Dr. Jeffrey Katz is always in a hurry, darting from patient to patient in a part of Baltimore where a mixture of poverty, crumbling buildings and crime give the feel that it’s a forgotten part of the city.
Rows of beautiful, old homes are vacant — some boarded up and others sealed with concrete.
Instead of making patients from this impoverished side of town come to him, the doctor goes to them.
“It’s who I am,” Katz says. He’s mimicking how his father used to operate — carrying a medicine bag and pounding the pavement to make house calls. It’s old-school medicine with new technology.
“There (are) things that happen to me in my life that created commitments — growing up in a medical family, personal tragedies. … Anybody who is sick, I’m connected to,” he says.
Getting out of his car with his medical bag, he walks into the home of the day’s first patient, Brandon Thomas.
“You’re going to feel just weak until these things get fixed,” Katz tells Thomas, 26, who is a paraplegic.
“I had got shot in the back walking to my car,” he says. Now, he has an infection. He lies on his bed with his legs exposed. They are atrophied. He has a large bandage on his hip.
Thomas is on a host of medications and needs a plethora of medical supplies. He also has to worry about where he’s going to get what he needs.
“It’s pretty hard,” Thomas says as he lies on his bed watching TV.
Things got worse as a result of the recent riots near his Baltimore neighborhood in the aftermath of the death of Freddie Gray while in police custody.
Looters picked off pharmacies. At least a dozen were ransacked, broken into or burned. Those actions hurt Baltimore’s most vulnerable — the sick and the elderly.
“They hurt their own neighborhood, and that’s the hard part about it …,” says Velma Moseley, who has to take a bus to find the medications she needs. “We’re a close-knit neighborhood. We help one another. But we can’t even help each other. No supermarket, no medicine. Even the corner store was tore up.”

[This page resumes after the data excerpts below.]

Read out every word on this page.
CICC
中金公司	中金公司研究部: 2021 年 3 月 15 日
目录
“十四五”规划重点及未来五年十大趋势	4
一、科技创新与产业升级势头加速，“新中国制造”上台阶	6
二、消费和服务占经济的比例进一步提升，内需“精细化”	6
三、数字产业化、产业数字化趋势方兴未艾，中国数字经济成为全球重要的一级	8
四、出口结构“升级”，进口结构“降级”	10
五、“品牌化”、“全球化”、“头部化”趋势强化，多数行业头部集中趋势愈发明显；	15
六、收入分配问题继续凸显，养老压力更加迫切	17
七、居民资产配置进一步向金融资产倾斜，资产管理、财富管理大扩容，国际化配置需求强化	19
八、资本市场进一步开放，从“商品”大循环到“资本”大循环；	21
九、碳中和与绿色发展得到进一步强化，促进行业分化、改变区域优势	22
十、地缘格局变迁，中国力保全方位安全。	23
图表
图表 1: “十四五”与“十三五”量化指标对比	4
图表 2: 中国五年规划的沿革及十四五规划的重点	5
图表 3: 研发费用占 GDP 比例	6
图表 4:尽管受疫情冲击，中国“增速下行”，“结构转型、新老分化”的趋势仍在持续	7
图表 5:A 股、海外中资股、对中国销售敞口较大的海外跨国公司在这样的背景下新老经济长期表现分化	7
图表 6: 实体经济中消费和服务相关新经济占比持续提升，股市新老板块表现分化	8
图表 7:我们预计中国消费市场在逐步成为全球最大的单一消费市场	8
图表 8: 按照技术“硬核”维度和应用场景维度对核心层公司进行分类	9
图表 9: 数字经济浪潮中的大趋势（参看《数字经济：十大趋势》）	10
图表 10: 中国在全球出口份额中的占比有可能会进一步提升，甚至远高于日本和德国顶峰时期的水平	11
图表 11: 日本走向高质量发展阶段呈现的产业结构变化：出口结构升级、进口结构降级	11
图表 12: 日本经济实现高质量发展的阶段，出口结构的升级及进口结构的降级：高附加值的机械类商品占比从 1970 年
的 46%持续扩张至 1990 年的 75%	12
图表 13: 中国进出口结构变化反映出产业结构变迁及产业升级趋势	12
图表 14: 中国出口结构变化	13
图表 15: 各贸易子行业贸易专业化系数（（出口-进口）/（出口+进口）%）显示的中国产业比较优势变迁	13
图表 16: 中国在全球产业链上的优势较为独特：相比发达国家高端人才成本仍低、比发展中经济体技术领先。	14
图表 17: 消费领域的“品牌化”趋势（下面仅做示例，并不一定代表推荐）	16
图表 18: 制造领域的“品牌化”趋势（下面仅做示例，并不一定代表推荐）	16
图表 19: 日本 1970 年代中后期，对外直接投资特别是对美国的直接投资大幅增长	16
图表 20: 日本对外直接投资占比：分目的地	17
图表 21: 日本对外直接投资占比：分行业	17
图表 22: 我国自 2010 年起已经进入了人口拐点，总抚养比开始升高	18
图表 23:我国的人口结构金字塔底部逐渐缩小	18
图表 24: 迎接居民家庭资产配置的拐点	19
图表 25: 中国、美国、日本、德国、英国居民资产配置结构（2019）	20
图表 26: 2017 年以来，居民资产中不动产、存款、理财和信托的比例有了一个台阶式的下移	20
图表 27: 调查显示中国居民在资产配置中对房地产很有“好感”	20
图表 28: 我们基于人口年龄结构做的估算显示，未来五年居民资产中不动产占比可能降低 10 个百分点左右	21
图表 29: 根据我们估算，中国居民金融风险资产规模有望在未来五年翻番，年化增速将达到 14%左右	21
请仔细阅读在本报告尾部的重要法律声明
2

Moseley is in a wheelchair at a bus stop about 25 feet from a neighborhood mom-and-pop pharmacy that is boarded up. There are bullet holes in its window, and its shelves are wiped almost clean. Pill packets lie on the grass out back. They are all empty.
The loss of the pharmacies means prescriptions are harder to come by. Those taking pain medicine, for example, have an even harder time because such medications are tracked. Some of the pharmacies’ computer systems were ruined, and if a prescription had already been filled, other pharmacies can’t refill it.
“It created panic in the patients. They all have my cell phone number, so I got a lot of calls about, ‘What am I going to do? Where am I going to go? Help me,’ ” Katz says. “It reduced their access to their necessary medications to stabilize their health.”
Katz has been scrambling to find ways to get the right medicines to his sickest patients.
“We would die if Dr. Katz wasn’t coming here. I don’t know what we would do,” says Rita Evans. Her son, Jesse, was also paralyzed also from a gunshot wound.
Without Katz’s house calls, Jesse Evans says his life would be in constant turmoil.
“I trust this man. He’s a very good doctor and a friend. I love him. I love him,” Evans says. “The man saved my life.”